N-Body Simulator
ShippedA gravitational N-body simulator built to compare numerical integrators by energy conservation, performance, and visual stability — written for my Physics & Astronomy minor coursework, then extended.
- Role
- Sole engineer
- Timeline
- 2024 – 2025
- Status
- Shipped
- Stack
- CPythonNumPyPhysics
Problem
Numerical integration is one of those topics that's easy to use and hard to use correctly. I wanted a simulator I could trust — meaning I could read off energy and momentum at every step and watch what the integrator was actually doing to the system.
Integrators compared
The simulator treats conservation drift as the test surface, not just a visual artifact.
Forward Euler
Simplest, fastest, wrong. Energy grows without bound on a stable orbit. Useful only as a baseline.
RK4
Classical fourth-order Runge–Kutta. Accurate over short windows but not symplectic — energy drifts slowly.
Velocity Verlet
Symplectic, second-order. Energy oscillates around a fixed value rather than drifting; the right default for gravitational systems.
Leapfrog
Same family as Verlet, slightly different staggering. Equivalent for most purposes here.
Conservation laws as ground truth
The benchmark isn't visual stability; it's energy and angular momentum drift over a long run. Symplectic integrators (Verlet, leapfrog) keep both bounded. RK4 doesn't, despite a higher local accuracy order — that's the symplectic-vs-non-symplectic story in one chart.
Visualization
The recordings on the home page are this simulator running with a few dozen bodies, with a HUD overlay showing instantaneous total energy and angular momentum.

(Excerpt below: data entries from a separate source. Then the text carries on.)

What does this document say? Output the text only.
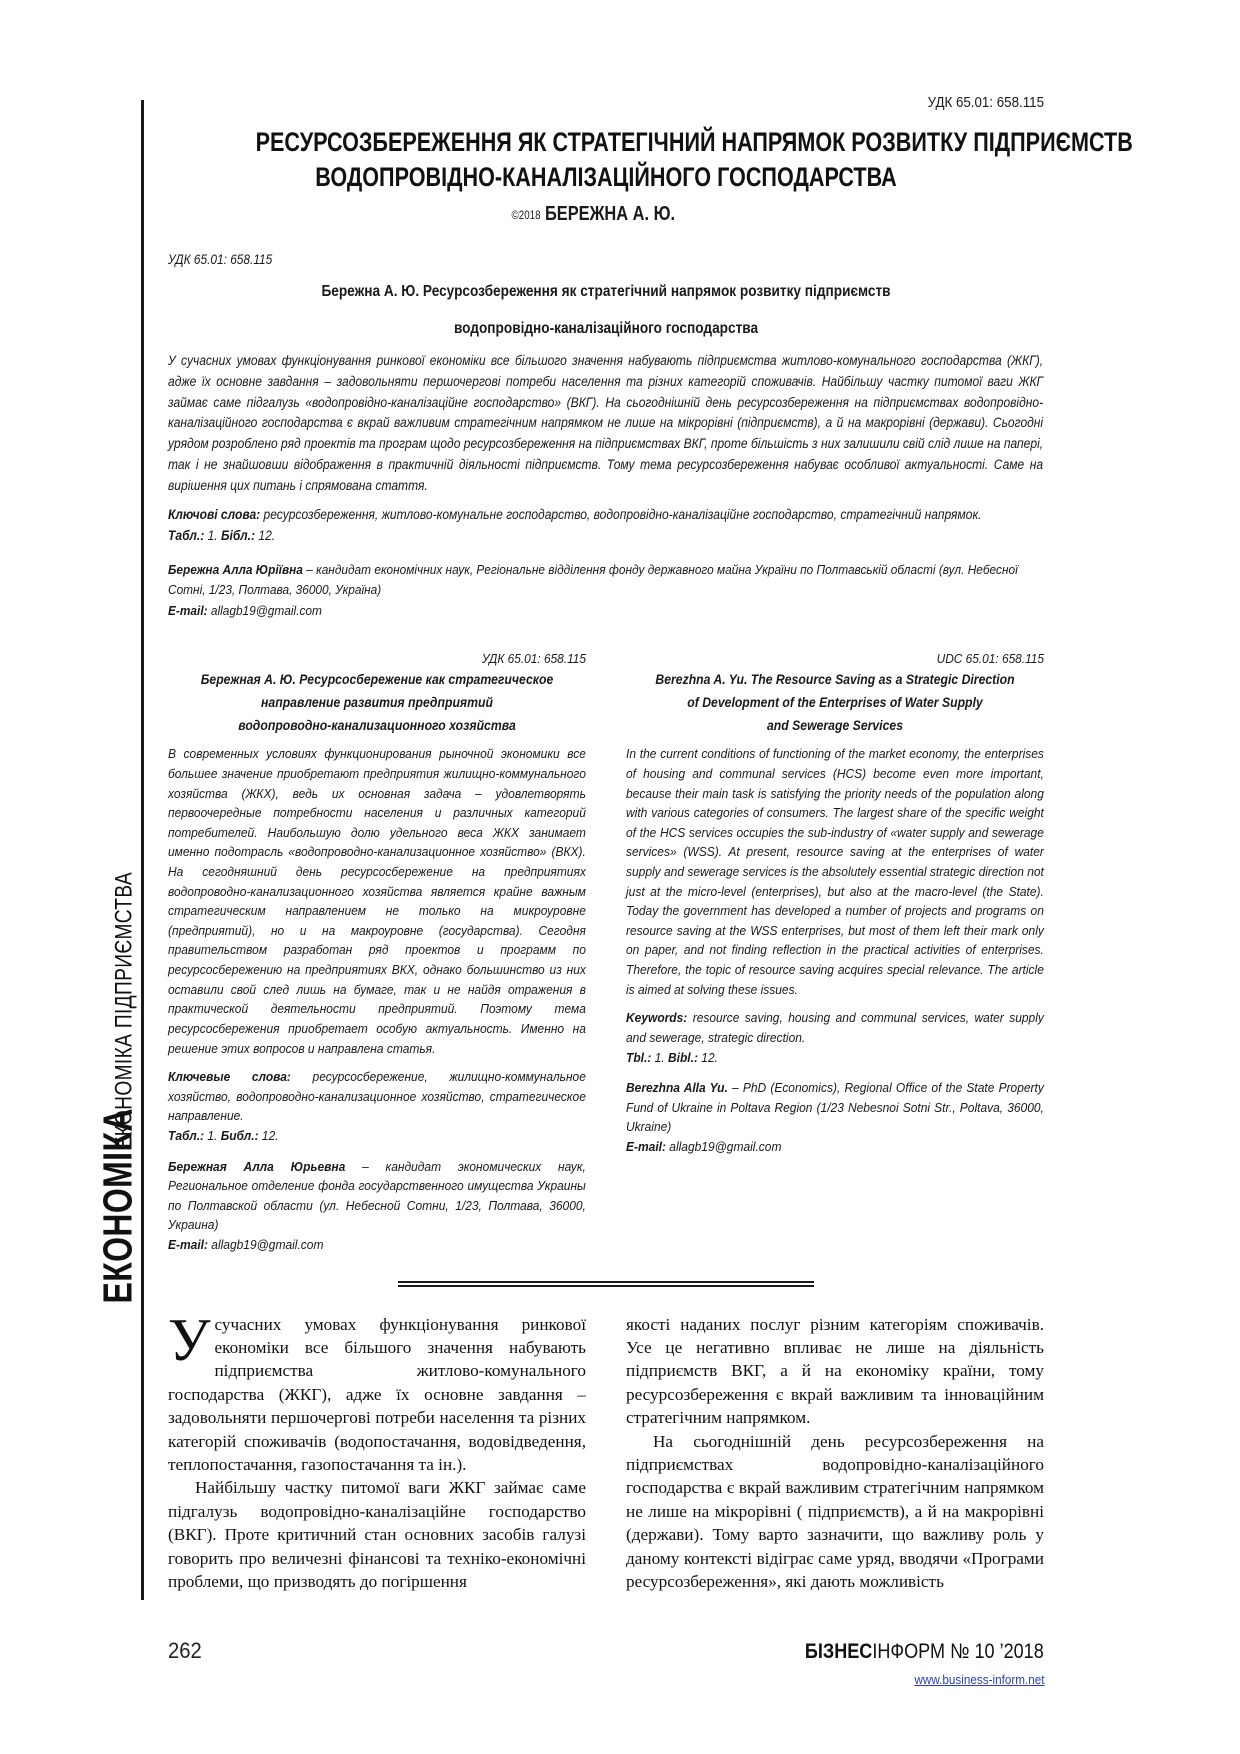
ЕКОНОМІКА
ЕКОНОМІКА ПІДПРИЄМСТВА
УДК 65.01: 658.115
РЕСУРСОЗБЕРЕЖЕННЯ ЯК СТРАТЕГІЧНИЙ НАПРЯМОК РОЗВИТКУ ПІДПРИЄМСТВ
ВОДОПРОВІДНО-КАНАЛІЗАЦІЙНОГО ГОСПОДАРСТВА
©2018 БЕРЕЖНА А. Ю.
УДК 65.01: 658.115
Бережна А. Ю. Ресурсозбереження як стратегічний напрямок розвитку підприємств
водопровідно-каналізаційного господарства
У сучасних умовах функціонування ринкової економіки все більшого значення набувають підприємства житлово-комунального господарства (ЖКГ), адже їх основне завдання – задовольняти першочергові потреби населення та різних категорій споживачів. Найбільшу частку питомої ваги ЖКГ займає саме підгалузь «водопровідно-каналізаційне господарство» (ВКГ). На сьогоднішній день ресурсозбереження на підприємствах водопровідно-каналізаційного господарства є вкрай важливим стратегічним напрямком не лише на мікрорівні (підприємств), а й на макрорівні (держави). Сьогодні урядом розроблено ряд проектів та програм щодо ресурсозбереження на підприємствах ВКГ, проте більшість з них залишили свій слід лише на папері, так і не знайшовши відображення в практичній діяльності підприємств. Тому тема ресурсозбереження набуває особливої актуальності. Саме на вирішення цих питань і спрямована стаття.
Ключові слова: ресурсозбереження, житлово-комунальне господарство, водопровідно-каналізаційне господарство, стратегічний напрямок.
Табл.: 1. Бібл.: 12.
Бережна Алла Юріївна – кандидат економічних наук, Регіональне відділення фонду державного майна України по Полтавській області (вул. Небесної Сотні, 1/23, Полтава, 36000, Україна)
E-mail: allagb19@gmail.com
УДК 65.01: 658.115
Бережная А. Ю. Ресурсосбережение как стратегическое
направление развития предприятий
водопроводно-канализационного хозяйства
В современных условиях функционирования рыночной экономики все большее значение приобретают предприятия жилищно-коммунального хозяйства (ЖКХ), ведь их основная задача – удовлетворять первоочередные потребности населения и различных категорий потребителей. Наибольшую долю удельного веса ЖКХ занимает именно подотрасль «водопроводно-канализационное хозяйство» (ВКХ). На сегодняшний день ресурсосбережение на предприятиях водопроводно-канализационного хозяйства является крайне важным стратегическим направлением не только на микроуровне (предприятий), но и на макроуровне (государства). Сегодня правительством разработан ряд проектов и программ по ресурсосбережению на предприятиях ВКХ, однако большинство из них оставили свой след лишь на бумаге, так и не найдя отражения в практической деятельности предприятий. Поэтому тема ресурсосбережения приобретает особую актуальность. Именно на решение этих вопросов и направлена статья.
Ключевые слова: ресурсосбережение, жилищно-коммунальное хозяйство, водопроводно-канализационное хозяйство, стратегическое направление.
Табл.: 1. Библ.: 12.
Бережная Алла Юрьевна – кандидат экономических наук, Региональное отделение фонда государственного имущества Украины по Полтавской области (ул. Небесной Сотни, 1/23, Полтава, 36000, Украина)
E-mail: allagb19@gmail.com
UDC 65.01: 658.115
Berezhna A. Yu. The Resource Saving as a Strategic Direction
of Development of the Enterprises of Water Supply
and Sewerage Services
In the current conditions of functioning of the market economy, the enterprises of housing and communal services (HCS) become even more important, because their main task is satisfying the priority needs of the population along with various categories of consumers. The largest share of the specific weight of the HCS services occupies the sub-industry of «water supply and sewerage services» (WSS). At present, resource saving at the enterprises of water supply and sewerage services is the absolutely essential strategic direction not just at the micro-level (enterprises), but also at the macro-level (the State). Today the government has developed a number of projects and programs on resource saving at the WSS enterprises, but most of them left their mark only on paper, and not finding reflection in the practical activities of enterprises. Therefore, the topic of resource saving acquires special relevance. The article is aimed at solving these issues.
Keywords: resource saving, housing and communal services, water supply and sewerage, strategic direction.
Tbl.: 1. Bibl.: 12.
Berezhna Alla Yu. – PhD (Economics), Regional Office of the State Property Fund of Ukraine in Poltava Region (1/23 Nebesnoi Sotni Str., Poltava, 36000, Ukraine)
E-mail: allagb19@gmail.com

У сучасних умовах функціонування ринкової економіки все більшого значення набувають підприємства житлово-комунального господарства (ЖКГ), адже їх основне завдання – задовольняти першочергові потреби населення та різних категорій споживачів (водопостачання, водовідведення, теплопостачання, газопостачання та ін.).

Найбільшу частку питомої ваги ЖКГ займає саме підгалузь водопровідно-каналізаційне господарство (ВКГ). Проте критичний стан основних засобів галузі говорить про величезні фінансові та техніко-економічні проблеми, що призводять до погіршення

якості наданих послуг різним категоріям споживачів. Усе це негативно впливає не лише на діяльність підприємств ВКГ, а й на економіку країни, тому ресурсозбереження є вкрай важливим та інноваційним стратегічним напрямком.

На сьогоднішній день ресурсозбереження на підприємствах водопровідно-каналізаційного господарства є вкрай важливим стратегічним напрямком не лише на мікрорівні ( підприємств), а й на макрорівні (держави). Тому варто зазначити, що важливу роль у даному контексті відіграє саме уряд, вводячи «Програми ресурсозбереження», які дають можливість

262	БІЗНЕСІНФОРМ № 10 ’2018
www.business-inform.net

I left the HUD on intentionally; without it you can't see the integrator misbehaving until orbits visibly fly apart.
What I'd do differently
- Pick velocity Verlet earlier. The "let's compare four integrators" framing was a coursework artifact; in practice I always use Verlet.
- Move the visualization to the GPU. The CPU loop caps the simulation at the framerate it can render.